Monday 11 March 2019

Jolly bad show

Here’s a salutary punting tale about betting the jollies in time for this year's Cheltenham Festival which starts tomorrow.

It comes care of Odds and Sods, the autobiography of Ron Pollard who was PR director at Ladbrokes in the 1970s and 80s having started his career as a clerk at William Hill after the Second World War.

The tale involves the 1962 Festival, two Irish doctors, and an innocuous-sounding bet they struck which ended up costing them extremely dear. 

In that year, there were 18 races and the bet (once popular, now defunct) went like this. In essence the plan was to win £10 care of the favourite, in this case with the punt stipulated to take place over the duration of the entire meeting. 

If the gamble came off with a favourite winning, that was it and happy days; retire to the bar and strike a new bet. If it lost, however, the stake on the second (and subsequent races until a favourite won) increased in order not only to win a tenner, but to make up the losses from preceding punts. 

As Pollard pointed out “… in the case of our two doctors, they always knew the most they could win, but never what they could lose…”. You can guess how this is going to turn out.

On day one, the first favourite of the meeting was called Trelawny and was priced up at 9/4. So, the two doctors’ initial liability was £4.44 (converting from old money) to win their tenner. Only Trelawny didn’t win. The second race featured a 1-2 shot, Scottish Memories, which required the pair to stake £28.88 to win back the £4.44 and also to win a tenner.
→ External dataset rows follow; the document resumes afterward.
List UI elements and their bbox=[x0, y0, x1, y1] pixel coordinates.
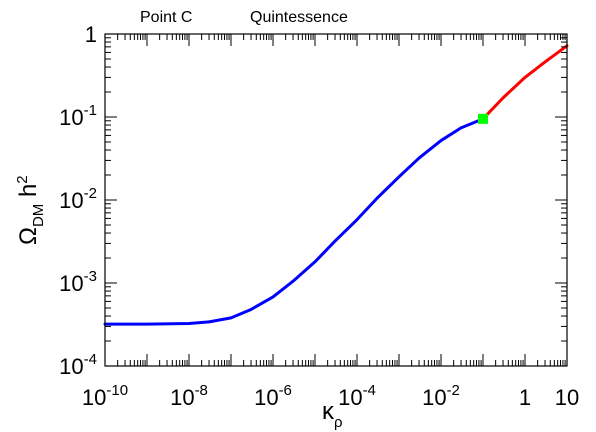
x-tick-label: 10-8 bbox=[170, 382, 208, 410]
x-tick-label: 10-4 bbox=[338, 382, 376, 410]
series-lines bbox=[103, 44, 569, 326]
y-axis-symbol: Ω bbox=[15, 227, 42, 245]
tick-labels: 10-10 10-8 10-6 10-4 10-2 1 10 10-4 10-3 10-2 10-1… bbox=[59, 22, 579, 410]
chart-header-point: Point C bbox=[140, 9, 192, 26]
y-axis-superscript: 2 bbox=[14, 175, 31, 183]
y-tick-label: 10-3 bbox=[59, 268, 97, 296]
x-axis-label: κρ bbox=[322, 398, 343, 431]
axis-ticks bbox=[104, 33, 568, 367]
x-axis-symbol: κ bbox=[322, 398, 335, 425]
x-tick-label: 10-2 bbox=[422, 382, 460, 410]
series-line-0 bbox=[103, 117, 485, 326]
chart-header-model: Quintessence bbox=[250, 9, 348, 26]
y-tick-label: 10-4 bbox=[59, 351, 97, 379]
x-tick-label: 10-6 bbox=[254, 382, 292, 410]
x-tick-label: 10 bbox=[555, 385, 579, 410]
plot-frame bbox=[104, 33, 568, 367]
y-axis-label: ΩDM h2 bbox=[14, 175, 47, 245]
point-marker-0 bbox=[478, 113, 488, 124]
y-tick-label: 10-2 bbox=[59, 185, 97, 213]
series-line-1 bbox=[481, 44, 569, 121]
y-axis-subscript: DM bbox=[30, 204, 47, 227]
x-axis-subscript: ρ bbox=[334, 414, 343, 431]
y-tick-label: 10-1 bbox=[59, 102, 97, 130]
x-tick-label: 10-10 bbox=[82, 382, 128, 410]
y-axis-suffix: h bbox=[15, 184, 42, 204]
x-tick-label: 1 bbox=[519, 385, 531, 410]
markers bbox=[478, 113, 488, 124]
y-tick-label: 1 bbox=[85, 22, 97, 47]
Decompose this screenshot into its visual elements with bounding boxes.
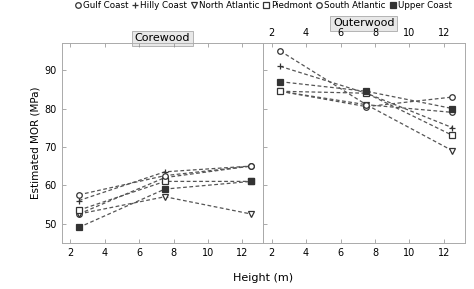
- Text: Height (m): Height (m): [233, 273, 293, 283]
- Y-axis label: Estimated MOR (MPa): Estimated MOR (MPa): [30, 87, 40, 199]
- Title: Corewood: Corewood: [135, 33, 190, 43]
- Legend: Gulf Coast, Hilly Coast, North Atlantic, Piedmont, South Atlantic, Upper Coast: Gulf Coast, Hilly Coast, North Atlantic,…: [74, 1, 452, 10]
- Title: Outerwood: Outerwood: [333, 18, 394, 29]
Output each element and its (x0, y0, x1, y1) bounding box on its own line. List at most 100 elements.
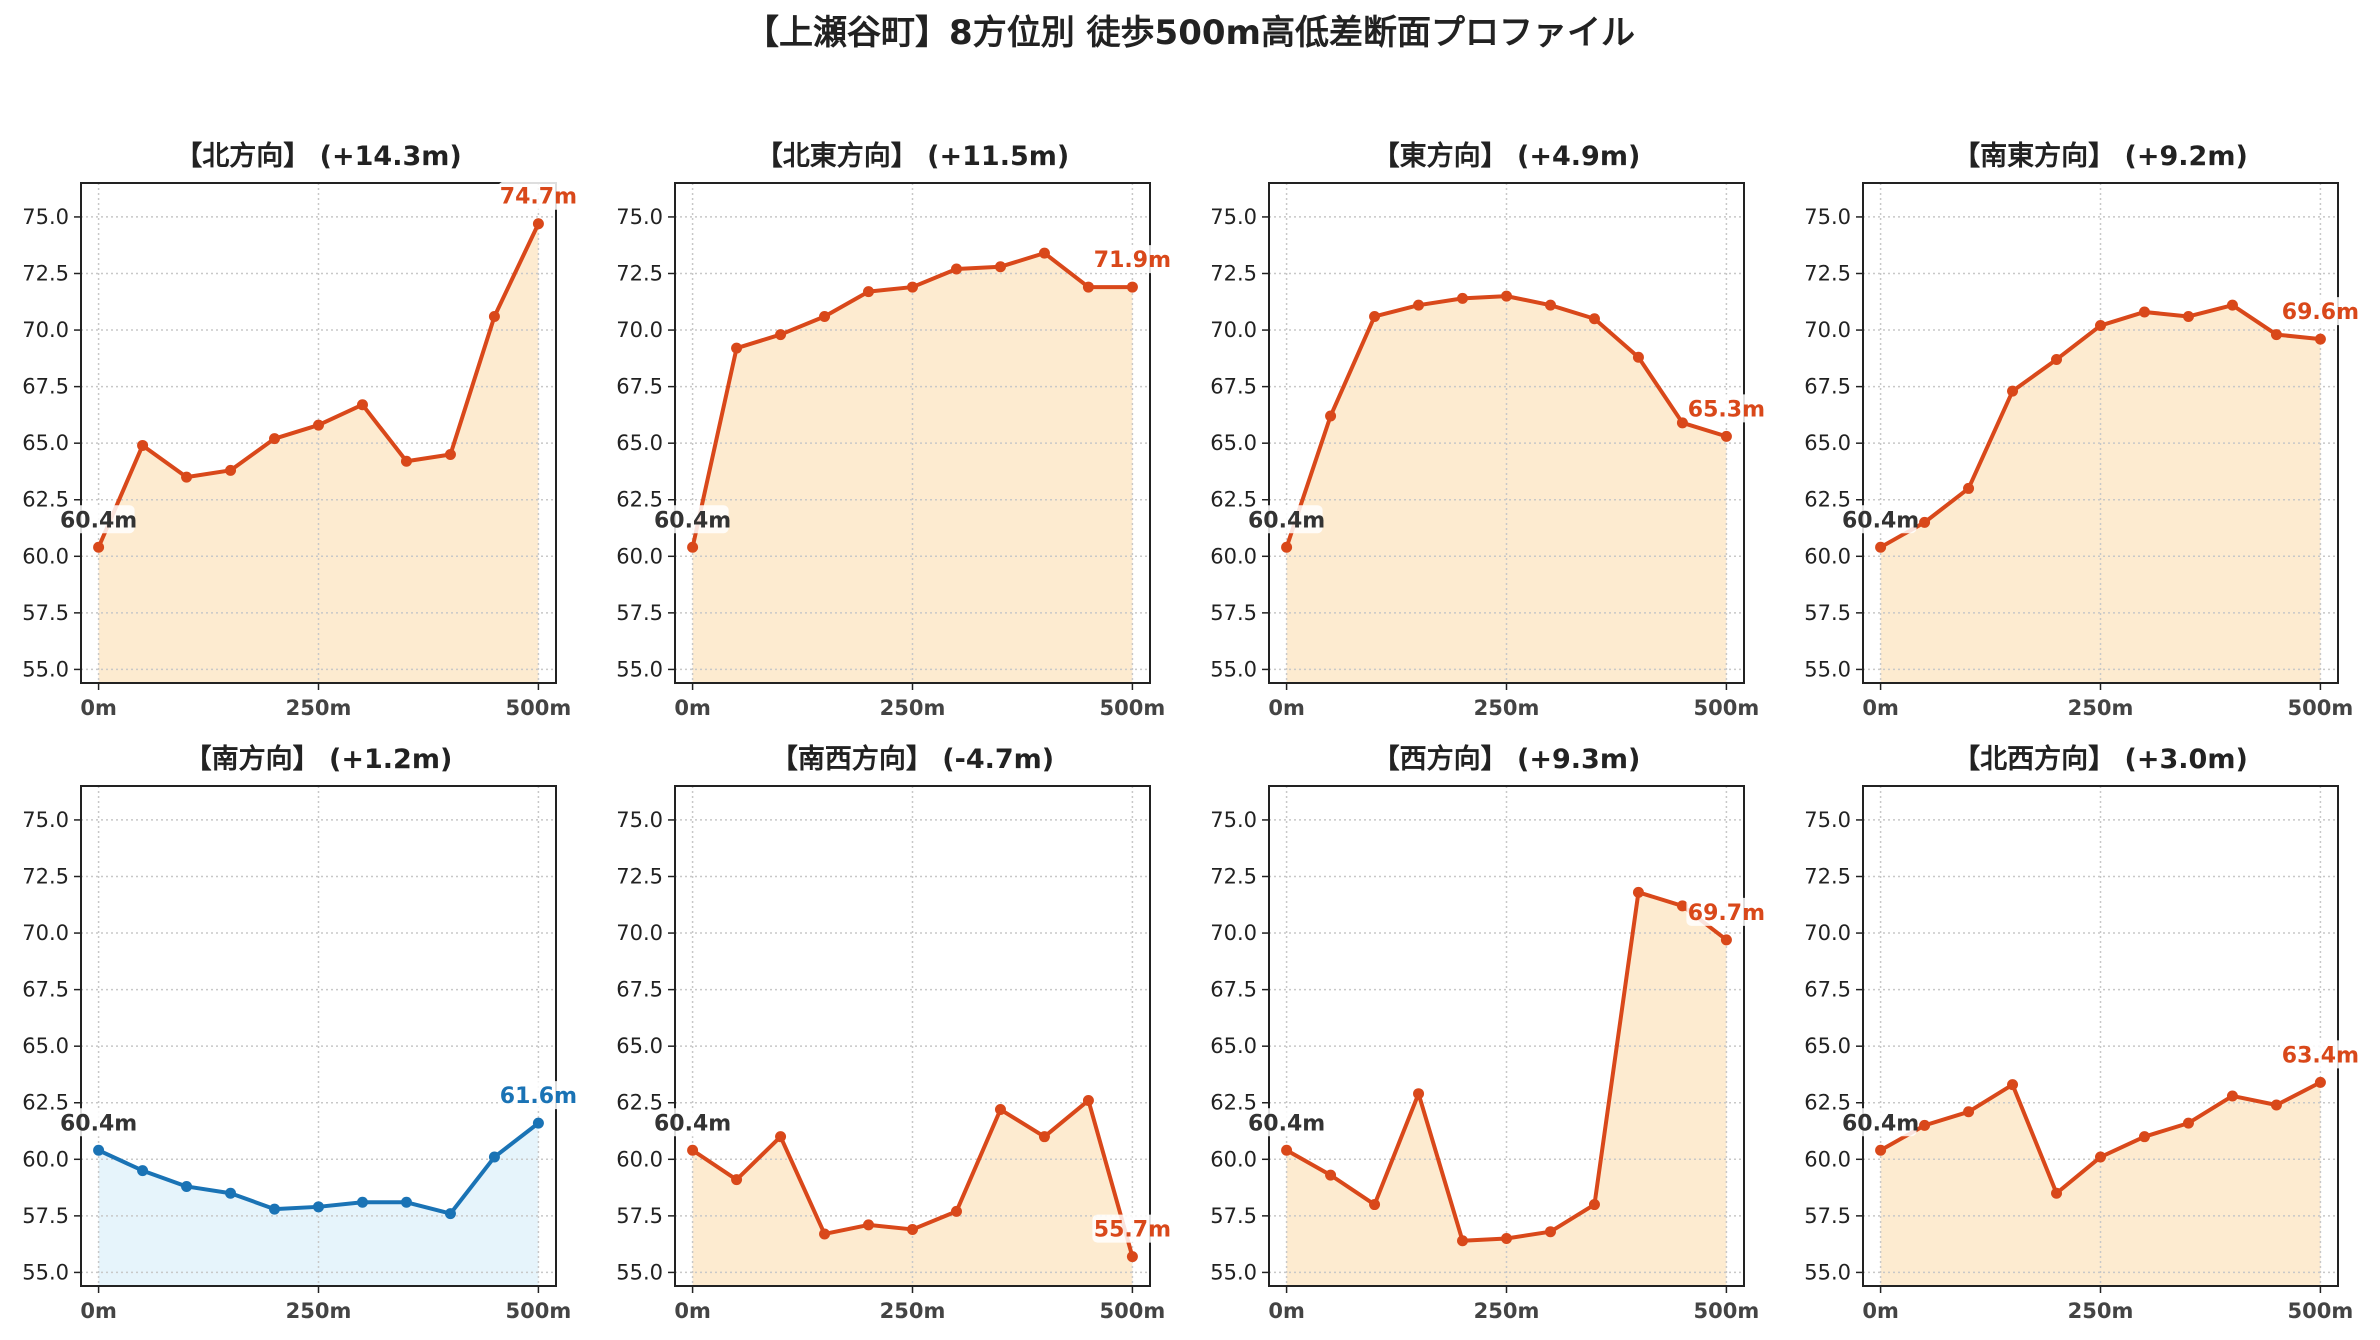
x-tick-label: 500m (1100, 1299, 1166, 1323)
y-tick-label: 72.5 (1804, 864, 1851, 888)
data-point (225, 1187, 237, 1199)
data-point (1963, 482, 1975, 494)
y-tick-label: 75.0 (1804, 205, 1851, 229)
area-fill (98, 1123, 539, 1286)
x-tick-label: 0m (1862, 696, 1899, 720)
y-tick-label: 60.0 (616, 1147, 663, 1171)
data-point (2314, 1076, 2326, 1088)
y-tick-label: 67.5 (1210, 978, 1257, 1002)
data-point (532, 1117, 544, 1129)
panel-title: 【北東方向】 (+11.5m) (756, 140, 1069, 172)
y-tick-label: 67.5 (616, 375, 663, 399)
data-point (2007, 1079, 2019, 1091)
y-tick-label: 75.0 (616, 205, 663, 229)
end-label-bg (498, 1081, 579, 1110)
y-tick-label: 60.0 (1210, 1147, 1257, 1171)
data-point (2182, 310, 2194, 322)
y-tick-label: 55.0 (616, 657, 663, 681)
y-tick-label: 72.5 (22, 864, 69, 888)
y-tick-label: 75.0 (1210, 808, 1257, 832)
data-point (1632, 351, 1644, 363)
y-tick-label: 57.5 (1210, 1204, 1257, 1228)
end-value-label: 65.3m (1688, 397, 1765, 422)
end-label-bg (1092, 1214, 1173, 1243)
y-tick-label: 62.5 (1210, 488, 1257, 512)
y-tick-label: 55.0 (1804, 657, 1851, 681)
x-tick-label: 250m (1474, 696, 1540, 720)
chart-panel: 55.0 57.5 60.0 62.5 65.0 67.5 70.0 72.5 75.0 0m 25… (616, 140, 1173, 720)
y-tick-label: 60.0 (22, 544, 69, 568)
start-value-label: 60.4m (1248, 1111, 1325, 1136)
data-point (1501, 1232, 1512, 1244)
end-label-bg (1092, 245, 1173, 274)
y-tick-label: 62.5 (22, 488, 69, 512)
y-tick-label: 57.5 (1804, 1204, 1851, 1228)
end-label-bg (2280, 1040, 2361, 1069)
y-tick-label: 55.0 (1804, 1260, 1851, 1284)
x-tick-label: 0m (1268, 696, 1305, 720)
end-label-bg (1686, 897, 1767, 926)
data-point (1325, 410, 1337, 422)
data-point (2138, 306, 2150, 318)
y-tick-label: 75.0 (616, 808, 663, 832)
data-point (1720, 430, 1732, 442)
data-point (1457, 1235, 1469, 1247)
data-point (1963, 1106, 1975, 1118)
data-point (1038, 247, 1050, 259)
data-point (994, 1104, 1006, 1116)
y-tick-label: 70.0 (1804, 921, 1851, 945)
y-tick-label: 60.0 (1804, 544, 1851, 568)
data-point (1676, 900, 1688, 912)
y-tick-label: 72.5 (616, 864, 663, 888)
y-tick-label: 55.0 (1210, 657, 1257, 681)
data-point (950, 1205, 962, 1217)
data-point (1720, 934, 1732, 946)
start-value-label: 60.4m (654, 508, 731, 533)
y-tick-label: 70.0 (1210, 921, 1257, 945)
data-point (532, 218, 544, 230)
data-point (2051, 353, 2063, 365)
y-tick-label: 70.0 (1210, 318, 1257, 342)
data-point (687, 1144, 699, 1156)
data-point (819, 310, 831, 322)
x-tick-label: 250m (880, 1299, 946, 1323)
y-tick-label: 60.0 (22, 1147, 69, 1171)
y-tick-label: 65.0 (616, 1034, 663, 1058)
y-tick-label: 72.5 (616, 261, 663, 285)
end-value-label: 69.7m (1688, 901, 1765, 926)
data-point (2138, 1131, 2150, 1143)
start-value-label: 60.4m (1842, 508, 1919, 533)
data-point (1369, 310, 1381, 322)
data-point (2226, 299, 2238, 311)
chart-panel: 55.0 57.5 60.0 62.5 65.0 67.5 70.0 72.5 75.0 0m 25… (1210, 743, 1767, 1323)
y-tick-label: 55.0 (22, 657, 69, 681)
data-point (1038, 1131, 1050, 1143)
data-point (907, 1223, 918, 1235)
x-tick-label: 0m (674, 1299, 711, 1323)
start-label-bg (1844, 1108, 1917, 1137)
data-point (2270, 1099, 2282, 1111)
start-value-label: 60.4m (60, 1111, 137, 1136)
data-point (313, 1201, 324, 1213)
chart-panel: 55.0 57.5 60.0 62.5 65.0 67.5 70.0 72.5 75.0 0m 25… (22, 140, 579, 720)
y-tick-label: 62.5 (1804, 1091, 1851, 1115)
y-tick-label: 60.0 (1210, 544, 1257, 568)
data-point (907, 281, 918, 293)
x-tick-label: 250m (1474, 1299, 1540, 1323)
y-tick-label: 75.0 (1804, 808, 1851, 832)
y-tick-label: 75.0 (22, 808, 69, 832)
data-point (1588, 1199, 1600, 1211)
data-point (2182, 1117, 2194, 1129)
y-tick-label: 72.5 (1210, 261, 1257, 285)
chart-panel: 55.0 57.5 60.0 62.5 65.0 67.5 70.0 72.5 75.0 0m 25… (1804, 140, 2361, 720)
data-point (1457, 292, 1469, 304)
x-tick-label: 250m (286, 696, 352, 720)
data-point (1369, 1199, 1381, 1211)
end-label-bg (1686, 394, 1767, 423)
x-tick-label: 250m (880, 696, 946, 720)
data-point (444, 1208, 456, 1220)
data-point (2270, 329, 2282, 341)
data-point (93, 1144, 105, 1156)
y-tick-label: 67.5 (22, 978, 69, 1002)
data-point (400, 455, 412, 467)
Needless to say, that hotpot got turned over as well. On and on this tale of misery continues, through days one and two of the Festival with no market-leader winning until we come to the very last race of the meeting. 

By this stage, the rules of the bet meant that the doctors needed to stake £5,225.15 if Pegle, the 9/4 favourite, was going to get them out of a punting black hole and win them a tenner.

Guess what? Pegle lost, which meant the overall deficit was a sum just shy of £17,000, an eye-watering sum for 1962 and the equivalent in today’s money adjusted for inflation of about £350,000.

For the record, eight favourites won at least year's Festival. Be lucky!